Camps de harkis : "Il faut que le gouvernement mène une politique de réparation à la hauteur", rappelle un fils de harkis après la condamnation de la CEDH

La justice européenne estime insuffisantes que les réparations prévues par la France pour ces familles, rapatriées d'Algérie après son indépendance et enfermés dans des camps. Une reconnaissance pour leurs enfants.
Article rédigé par Thomas Séchier
Radio France
Publié
Temps de lecture : 3min
Rassemblement de harkis et de leurs descendants au mémmorial du camps de Rivesaltes, le 19 mars 2022. (NICOLAS PARENT / MAXPPP)

La justice européenne donne raison aux quatre enfants de harkis qui l'avaient saisie. En 1962, leurs parents font partie des rapatriés. Les Tamazount échappent au massacre en Algérie et se retrouvent dans des camps du sud de la France. Rivesaltes d'abord, Bias ensuite.

C'est l'une des pages noires de l'histoire de France : le sort réservé aux harkis après la guerre d'Algérie. Ces musulmans, qui ont combattu aux côtés de l'armée française en Algérie, dont une grande partie a été oubliée par la France, laissée en Algérie. D'autres ont été rapatriés en France, mais dans des conditions déplorables. Aujourd'hui, la France est condamnée par la Cour européenne des droits de l'homme, qui juge que les conditions de vie dans ces camps étaient incompatibles avec le respect de la dignité humaine.

Les membres de la famille Tamazoult passeront 13 ans enfermés, sans aucune liberté, rappelle Charles Tamazount, président du comité Harkis et vérité, et cinquième enfant de la famille. "Ils ne pouvaient pas sortir du camp, raconte-t-il. Ils n'avaient pas le droit d'accéder à l'école de la République, puisque la scolarisation se faisait au sein même du camp, entre enfants de harkis. Le courrier qu'ils pouvaient recevoir était censuré, ouvert par l'administration du camp. Et enfin, leurs prestations sociales étaient détournées, spoliées par l'État français pour faire fonctionner la structure du camp."

"Les harkis ont vécu dans le dénuement le plus total pendant plus de 15 ans."

Charles Tamazount

à franceinfo

Au total 40 000 harkis et leurs enfants sont passés par ces camps. Certains ont perdu la vie faute de soins. L'insalubrité récurrente et plusieurs soulèvements conduisent l'État à faire fermer les camps à partir de 1975, mais il faut attendre 2001 pour que Jacques Chirac exprime la reconnaissance de la France aux harkis. En 2021, Emmanuel Macron leur demande pardon. En 2022, une loi portant reconnaissance de la nation est votée et prévoit une réparation des préjudices subis.

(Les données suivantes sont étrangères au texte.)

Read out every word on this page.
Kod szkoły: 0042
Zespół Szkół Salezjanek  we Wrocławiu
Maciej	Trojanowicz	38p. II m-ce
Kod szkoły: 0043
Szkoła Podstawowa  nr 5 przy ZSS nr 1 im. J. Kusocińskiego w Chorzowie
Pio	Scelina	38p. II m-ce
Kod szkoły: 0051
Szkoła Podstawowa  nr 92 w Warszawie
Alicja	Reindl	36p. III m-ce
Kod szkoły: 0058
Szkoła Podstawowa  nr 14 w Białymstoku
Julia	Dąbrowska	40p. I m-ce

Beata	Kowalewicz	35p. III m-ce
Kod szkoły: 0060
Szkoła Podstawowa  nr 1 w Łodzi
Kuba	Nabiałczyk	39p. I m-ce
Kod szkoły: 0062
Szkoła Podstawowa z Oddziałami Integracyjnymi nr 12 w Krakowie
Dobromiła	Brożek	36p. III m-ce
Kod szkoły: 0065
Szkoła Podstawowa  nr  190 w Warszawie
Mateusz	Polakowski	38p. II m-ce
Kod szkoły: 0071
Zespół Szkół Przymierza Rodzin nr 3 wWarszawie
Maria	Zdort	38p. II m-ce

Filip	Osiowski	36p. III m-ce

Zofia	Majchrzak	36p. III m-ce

Des réparations jugées insuffisantes

C'est une autre victoire pour les associations de harkis qui dénonçaient le barème fixé par le gouvernement. La Cour européenne estime que les 16 000 maximum prévus pour 13 ans passés dans les camps ne sont pas suffisants. Des miettes, dénonce même Charles Tamazount : "On ne peut pas avoir une action de réparation des pouvoirs publics aussi ridicule et qui se résume à quelques milliers d'euros. Il faut que le gouvernement mène une politique de réparation à la hauteur de la gravité des préjudices endurés par ces familles de harkis."

Le comité Harkis et vérité réclame, lui, 10 à 15 000 euros par année passée dans les camps, au titre de la détention arbitraire. Il espère de nouvelles décisions de justice favorables. Une dizaine de dossiers similaires sont sur le bureau de la Cour européenne des droits de l'homme et de nombreux contentieux sont aussi entre les mains de la justice administrative en France.